Relocated to Berlin: Not Quite Home for the Holidays

It seemed somehow fitting that we would be returning to the United States from Berlin five months to the day after we had originally left.  We were going home for the holidays (Christmas with my family in Washington, DC, New Year with my wife's family in Pittsburgh), and we were more than a little apprehensive about the emotions that we would confront returning to our roots.  Would we feel overcome with homesickness when seeing our family and our old friends?  Would we feel overwhelming nostalgia when visiting our old favorite restaurants?  Would we feel relief that we could finally understand and be understood by everybody we met?

The answers to all of these questions were a little bit surprising.  After all, I have lived overseas before, and was already acquainted with the feelings associated with being physically disconnected from "my people" for an extended period of time.  Then again, that was over 20 years ago, when the world was a very different and less connected place.  That was back before the Internet and e-mail were ubiquitous.  That was back when "foreign cuisine" in many parts of Europe (and the U.S. for that matter) was merely a slightly spicier version of the local favorites  That was back when international travel was still something of a novelty rather than an essential part of conducting everyday business.

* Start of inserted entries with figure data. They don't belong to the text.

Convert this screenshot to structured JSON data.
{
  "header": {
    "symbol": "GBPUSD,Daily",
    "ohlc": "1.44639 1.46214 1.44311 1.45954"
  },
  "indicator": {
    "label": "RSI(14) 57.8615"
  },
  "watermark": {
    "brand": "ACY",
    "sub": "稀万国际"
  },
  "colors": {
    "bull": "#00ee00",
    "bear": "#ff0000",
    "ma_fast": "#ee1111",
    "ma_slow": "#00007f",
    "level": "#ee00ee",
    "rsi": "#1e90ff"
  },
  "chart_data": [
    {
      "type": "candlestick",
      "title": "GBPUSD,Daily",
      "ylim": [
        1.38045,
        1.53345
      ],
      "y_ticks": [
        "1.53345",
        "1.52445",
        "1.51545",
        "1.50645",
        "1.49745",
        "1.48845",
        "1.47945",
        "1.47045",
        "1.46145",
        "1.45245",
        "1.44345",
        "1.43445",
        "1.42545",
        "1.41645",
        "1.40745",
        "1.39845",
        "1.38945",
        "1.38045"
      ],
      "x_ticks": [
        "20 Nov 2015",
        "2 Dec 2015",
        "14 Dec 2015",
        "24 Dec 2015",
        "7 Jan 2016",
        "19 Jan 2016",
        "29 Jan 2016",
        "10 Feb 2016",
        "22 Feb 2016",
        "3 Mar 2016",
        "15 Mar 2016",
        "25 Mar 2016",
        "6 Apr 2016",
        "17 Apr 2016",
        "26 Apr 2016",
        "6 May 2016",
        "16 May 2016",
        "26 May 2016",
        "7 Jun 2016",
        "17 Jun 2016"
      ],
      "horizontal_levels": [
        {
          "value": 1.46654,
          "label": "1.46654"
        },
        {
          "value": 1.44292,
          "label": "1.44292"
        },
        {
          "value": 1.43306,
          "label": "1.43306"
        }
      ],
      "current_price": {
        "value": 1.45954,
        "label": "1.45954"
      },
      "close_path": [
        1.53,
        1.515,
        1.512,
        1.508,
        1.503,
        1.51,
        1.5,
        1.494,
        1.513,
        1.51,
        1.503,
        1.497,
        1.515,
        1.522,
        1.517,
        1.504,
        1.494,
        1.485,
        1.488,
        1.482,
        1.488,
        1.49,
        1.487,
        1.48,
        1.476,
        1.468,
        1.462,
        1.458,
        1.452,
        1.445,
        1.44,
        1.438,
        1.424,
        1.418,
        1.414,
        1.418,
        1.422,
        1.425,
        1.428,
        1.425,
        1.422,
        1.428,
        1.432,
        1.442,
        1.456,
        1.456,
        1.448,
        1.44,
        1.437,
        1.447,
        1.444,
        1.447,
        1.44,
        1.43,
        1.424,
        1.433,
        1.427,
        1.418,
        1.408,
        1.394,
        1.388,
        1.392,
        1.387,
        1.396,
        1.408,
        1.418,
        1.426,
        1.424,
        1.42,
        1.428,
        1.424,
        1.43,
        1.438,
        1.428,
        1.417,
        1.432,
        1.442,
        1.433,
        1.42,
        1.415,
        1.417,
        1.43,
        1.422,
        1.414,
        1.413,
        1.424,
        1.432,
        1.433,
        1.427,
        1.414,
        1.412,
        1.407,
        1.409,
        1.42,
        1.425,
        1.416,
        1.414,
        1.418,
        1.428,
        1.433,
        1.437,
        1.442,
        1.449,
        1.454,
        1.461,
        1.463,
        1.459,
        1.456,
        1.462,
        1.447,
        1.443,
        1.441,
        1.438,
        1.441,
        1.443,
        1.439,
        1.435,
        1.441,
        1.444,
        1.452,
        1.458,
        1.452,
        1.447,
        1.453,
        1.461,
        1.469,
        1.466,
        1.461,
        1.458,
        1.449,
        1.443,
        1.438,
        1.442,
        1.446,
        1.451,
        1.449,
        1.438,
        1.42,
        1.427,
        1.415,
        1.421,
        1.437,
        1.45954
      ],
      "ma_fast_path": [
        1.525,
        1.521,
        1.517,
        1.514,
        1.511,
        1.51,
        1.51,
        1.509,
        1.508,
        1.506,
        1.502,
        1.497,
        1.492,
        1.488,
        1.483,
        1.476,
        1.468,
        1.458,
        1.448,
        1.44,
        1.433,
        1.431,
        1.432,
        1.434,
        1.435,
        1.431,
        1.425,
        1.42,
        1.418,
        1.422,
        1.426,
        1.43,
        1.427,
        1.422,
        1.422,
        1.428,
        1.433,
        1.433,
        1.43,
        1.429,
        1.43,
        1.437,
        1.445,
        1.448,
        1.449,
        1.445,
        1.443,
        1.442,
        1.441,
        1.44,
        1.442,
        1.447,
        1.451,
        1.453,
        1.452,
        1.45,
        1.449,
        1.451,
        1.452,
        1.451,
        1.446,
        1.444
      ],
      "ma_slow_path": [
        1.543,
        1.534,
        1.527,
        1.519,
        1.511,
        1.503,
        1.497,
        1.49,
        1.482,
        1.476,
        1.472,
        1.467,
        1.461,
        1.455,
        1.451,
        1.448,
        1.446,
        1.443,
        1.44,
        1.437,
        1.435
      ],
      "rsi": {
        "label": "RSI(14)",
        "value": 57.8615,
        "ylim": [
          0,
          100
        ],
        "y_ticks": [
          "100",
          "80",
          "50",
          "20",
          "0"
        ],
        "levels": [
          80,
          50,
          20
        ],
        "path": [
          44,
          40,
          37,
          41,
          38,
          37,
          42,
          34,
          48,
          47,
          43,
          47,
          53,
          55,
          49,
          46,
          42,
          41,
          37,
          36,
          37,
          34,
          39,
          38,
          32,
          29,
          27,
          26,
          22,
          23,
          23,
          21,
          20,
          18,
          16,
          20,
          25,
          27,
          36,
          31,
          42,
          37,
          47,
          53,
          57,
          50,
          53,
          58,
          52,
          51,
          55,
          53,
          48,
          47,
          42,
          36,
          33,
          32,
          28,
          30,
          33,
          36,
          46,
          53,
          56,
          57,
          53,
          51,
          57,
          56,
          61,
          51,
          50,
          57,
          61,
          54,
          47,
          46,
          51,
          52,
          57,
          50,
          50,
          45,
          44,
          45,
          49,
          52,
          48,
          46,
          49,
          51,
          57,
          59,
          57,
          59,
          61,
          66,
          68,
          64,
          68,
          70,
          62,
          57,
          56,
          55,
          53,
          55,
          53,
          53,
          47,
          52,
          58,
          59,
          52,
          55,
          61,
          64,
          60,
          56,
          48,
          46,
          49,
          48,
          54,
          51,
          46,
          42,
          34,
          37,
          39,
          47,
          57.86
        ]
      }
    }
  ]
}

Perhaps the biggest surprise to me and my family was that, as soon as we got off the airplane in Washington, DC, it felt like the previous five months had been nothing more than an extended vacation.  As we drove up the Dulles Toll Road toward my mother's apartment in Georgetown where we would be staying, passing our old neighborhood in Vienna, passing by our old haunts in Arlington, we were struck by - despite how radically everything in our own lives had changed - how very little in our old world seemed to be different.  Perhaps most disconcerting of all, when we drove past our old house, absolutely nothing looked any different from the outside than when we last pulled out of the driveway.  Almost instinctively, I wanted to reach for the garage door opener, half-expecting to walk into the house to be welcomed by a hot meal and a cold beer.

And yet, as we spent the Christmas week in Washington visiting friends and family, and as we then moved on to Pittsburgh to do the same over New Year, we came to realize how little our motivations for moving had changed over our time away.  To be certain, it was wonderful to see all of our loved-ones again.  But everything else that had driven us away - the politics, the traffic, the horrible horrible prime time CBS television lineup - was still there.  And with our experience of spectacular public transportation, walkable neighborhoods, and not knowing enough German to get sucked into politics or local television, the differences were even more stark in our minds now.

It was a good trip.  I am very glad that we went.  But by the end of our two weeks in the United States, we were ready to return home to Berlin.  It turns out that my favorite restaurants really were not as good as I remembered them.  It turns out that, as much as I love driving, driving on the Beltway still really sucks.  It turns out that, while it is nice to understand people and to be understood by them, there is not much being said that is really very important.

On the other hand, Skippy peanut butter really is the creamiest after all.